Au cœur des débats politiques actuels, les enjeux du bien-être animal sont au centre de l’attention. Le bien être des chevaux de course est un élément important de la politique des institutions à la tête de la filière course. Les outils de tracking sont plus que jamais nécessaires afin d’assurer un suivi médical efficace et optimal. Tout comme les athlètes humains, les chevaux de course sont soumis à un programme d’entraînement intense, repoussant les limites de leur physique. Si elle n’est pas suffisamment encadrée, cette préparation peut engendrer dans certaines situations l’apparition de pathologies. Il est ainsi nécessaire de trouver le point d’équilibre entre surentraînement et sous-entraînement afin d’allier performance et bien être équin.  

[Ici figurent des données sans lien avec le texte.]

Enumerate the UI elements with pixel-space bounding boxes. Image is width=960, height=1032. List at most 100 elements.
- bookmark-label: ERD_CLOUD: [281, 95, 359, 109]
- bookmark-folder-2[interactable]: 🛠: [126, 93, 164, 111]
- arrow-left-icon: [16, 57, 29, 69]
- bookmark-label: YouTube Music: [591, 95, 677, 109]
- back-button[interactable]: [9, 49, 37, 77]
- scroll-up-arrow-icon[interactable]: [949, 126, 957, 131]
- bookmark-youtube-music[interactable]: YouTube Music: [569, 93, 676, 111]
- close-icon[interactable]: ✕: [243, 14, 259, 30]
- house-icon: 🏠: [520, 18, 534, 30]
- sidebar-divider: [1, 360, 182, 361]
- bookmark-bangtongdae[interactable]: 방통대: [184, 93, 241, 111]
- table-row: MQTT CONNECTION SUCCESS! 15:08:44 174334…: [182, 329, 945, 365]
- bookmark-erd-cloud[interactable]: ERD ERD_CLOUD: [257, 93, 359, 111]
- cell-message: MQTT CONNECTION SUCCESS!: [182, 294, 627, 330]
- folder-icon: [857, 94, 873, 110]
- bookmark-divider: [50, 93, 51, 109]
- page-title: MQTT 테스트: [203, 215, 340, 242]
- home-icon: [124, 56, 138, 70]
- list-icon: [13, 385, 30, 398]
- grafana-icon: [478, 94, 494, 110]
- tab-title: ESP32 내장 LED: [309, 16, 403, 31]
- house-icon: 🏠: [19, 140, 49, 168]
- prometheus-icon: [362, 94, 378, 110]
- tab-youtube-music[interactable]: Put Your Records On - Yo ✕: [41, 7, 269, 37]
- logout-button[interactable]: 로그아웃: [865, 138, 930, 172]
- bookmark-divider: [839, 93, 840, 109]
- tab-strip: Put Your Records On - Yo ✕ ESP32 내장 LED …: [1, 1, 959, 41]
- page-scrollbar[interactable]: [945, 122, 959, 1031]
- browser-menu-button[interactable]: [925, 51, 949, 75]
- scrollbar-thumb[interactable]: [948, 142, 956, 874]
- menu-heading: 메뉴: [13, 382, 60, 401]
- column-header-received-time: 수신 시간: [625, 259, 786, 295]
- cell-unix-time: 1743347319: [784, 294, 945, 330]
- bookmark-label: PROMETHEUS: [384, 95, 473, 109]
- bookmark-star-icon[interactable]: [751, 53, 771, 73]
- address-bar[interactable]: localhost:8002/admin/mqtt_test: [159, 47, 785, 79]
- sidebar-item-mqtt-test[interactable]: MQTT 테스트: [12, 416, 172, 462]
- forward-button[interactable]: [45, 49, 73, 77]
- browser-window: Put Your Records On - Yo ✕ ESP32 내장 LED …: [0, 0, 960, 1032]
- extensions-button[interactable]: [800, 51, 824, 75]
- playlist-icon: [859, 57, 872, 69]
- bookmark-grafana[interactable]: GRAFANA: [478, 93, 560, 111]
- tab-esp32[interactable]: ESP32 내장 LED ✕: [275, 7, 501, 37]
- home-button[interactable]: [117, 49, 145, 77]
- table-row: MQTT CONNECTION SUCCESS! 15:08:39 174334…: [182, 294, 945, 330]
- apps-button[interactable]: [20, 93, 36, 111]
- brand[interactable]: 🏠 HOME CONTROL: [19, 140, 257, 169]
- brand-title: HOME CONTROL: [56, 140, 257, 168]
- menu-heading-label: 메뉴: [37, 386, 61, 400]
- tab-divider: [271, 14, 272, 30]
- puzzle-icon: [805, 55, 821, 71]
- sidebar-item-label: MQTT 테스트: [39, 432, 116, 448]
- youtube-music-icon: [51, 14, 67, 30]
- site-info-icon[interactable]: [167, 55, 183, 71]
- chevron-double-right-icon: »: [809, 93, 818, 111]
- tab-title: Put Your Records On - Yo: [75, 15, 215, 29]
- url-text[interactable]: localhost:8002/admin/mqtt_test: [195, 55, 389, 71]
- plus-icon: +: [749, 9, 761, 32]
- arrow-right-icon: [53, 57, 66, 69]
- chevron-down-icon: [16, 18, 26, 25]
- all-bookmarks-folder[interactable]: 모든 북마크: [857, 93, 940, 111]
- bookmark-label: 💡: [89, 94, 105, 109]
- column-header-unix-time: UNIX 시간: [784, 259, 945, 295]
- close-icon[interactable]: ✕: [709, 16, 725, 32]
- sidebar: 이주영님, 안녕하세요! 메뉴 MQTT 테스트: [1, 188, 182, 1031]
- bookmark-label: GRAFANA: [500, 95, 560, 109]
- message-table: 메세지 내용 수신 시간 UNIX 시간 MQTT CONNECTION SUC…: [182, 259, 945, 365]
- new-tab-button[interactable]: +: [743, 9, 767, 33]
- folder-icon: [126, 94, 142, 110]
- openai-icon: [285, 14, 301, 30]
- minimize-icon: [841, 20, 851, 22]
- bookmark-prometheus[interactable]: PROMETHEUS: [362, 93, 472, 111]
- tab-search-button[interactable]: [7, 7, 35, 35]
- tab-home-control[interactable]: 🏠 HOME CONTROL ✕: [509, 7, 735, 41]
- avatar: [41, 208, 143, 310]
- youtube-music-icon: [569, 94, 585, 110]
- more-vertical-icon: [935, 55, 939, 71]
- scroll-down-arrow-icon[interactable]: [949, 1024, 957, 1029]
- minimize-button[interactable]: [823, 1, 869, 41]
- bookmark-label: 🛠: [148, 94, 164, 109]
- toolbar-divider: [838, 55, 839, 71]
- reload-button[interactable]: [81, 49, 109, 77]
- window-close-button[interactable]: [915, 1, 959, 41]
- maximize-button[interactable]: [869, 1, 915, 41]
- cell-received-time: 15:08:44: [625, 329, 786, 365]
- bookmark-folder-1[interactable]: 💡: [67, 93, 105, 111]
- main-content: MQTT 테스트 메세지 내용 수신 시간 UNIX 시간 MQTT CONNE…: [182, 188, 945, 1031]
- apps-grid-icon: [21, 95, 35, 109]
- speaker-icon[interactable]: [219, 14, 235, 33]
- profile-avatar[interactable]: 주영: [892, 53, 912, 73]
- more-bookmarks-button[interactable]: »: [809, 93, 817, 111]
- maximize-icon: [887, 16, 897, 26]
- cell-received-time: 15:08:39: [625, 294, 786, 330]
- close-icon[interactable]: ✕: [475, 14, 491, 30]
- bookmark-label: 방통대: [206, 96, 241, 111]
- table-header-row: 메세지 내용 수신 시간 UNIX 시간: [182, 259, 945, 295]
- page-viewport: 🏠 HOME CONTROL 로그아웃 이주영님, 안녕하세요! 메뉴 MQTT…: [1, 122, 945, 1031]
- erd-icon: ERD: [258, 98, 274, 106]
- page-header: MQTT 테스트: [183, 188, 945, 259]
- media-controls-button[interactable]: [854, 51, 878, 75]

Les nouvelles technologies disponibles sur le marché constituent un nouvel outil de prévention. Analyser la fréquence cardiaque, évaluer la capacité de récupération ou encore la symétrie des allures sont des actions préventives qui permettent de détecter les signes avant-coureurs de pathologies graves. Instaurer un partenariat avec le vétérinaire de l’écurie permet donc d’assurer le suivi de la santé des chevaux au quotidien, sans nécessiter la présence du vétérinaire tous les jours à l’entraînement. L’équipe Arioneo s’est penchée sur les différentes pathologies rencontrées chez les chevaux de course à l’entraînement et comment les détecter.

Prévenir le surentraînement

 Le surentraînement est un état de fatigue chronique marqué par une diminution des performances. Il survient lorsque l’équilibre entre la fatigue induite par l’entraînement et la capacité récupératrice de l’entraînement est négativement perturbée. Il est essentiel de prévoir des phases de récupération dans le programme d’un cheval de course, notamment pour les jeunes chevaux qui débutent. Ces cycles permettent de rééquilibrer l’organisme et préservent la santé des chevaux.

Symptômes

On peut détecter le syndrome de surentraînement en surveillant l’apparition de plusieurs symptômes. La perte de poids sans perte d’appétit représente le premier symptôme à surveiller.  Elle survient généralement trois semaines avant la manifestation des autres symptômes et peut être difficile à détecter. Une baisse significative de la performance peut ensuite être observée. Le cheval n’est plus capable de tenir son effort aussi longtemps qu’avant. Enfin, le dernier symptôme concerne la modification du comportement des chevaux surentraînés. Bien que difficilement quantifiable et qualifiable, il est possible de remarquer une forte irritabilité, une réticence au travail ou encore des morsures au harnais. Ces modifications sont très diverses et restent propres à chaque cheval.

Prévention

Il est possible d’effectuer un travail de prévention afin d’éviter le développement du syndrome de surentraînement ou le risque d’accident. Deux paramètres sont à surveiller (en plus du poids) : la fréquence cardiaque et la récupération permettent de repérer si le cheval tient normalement son effort ou si au contraire, son comportement est anormal.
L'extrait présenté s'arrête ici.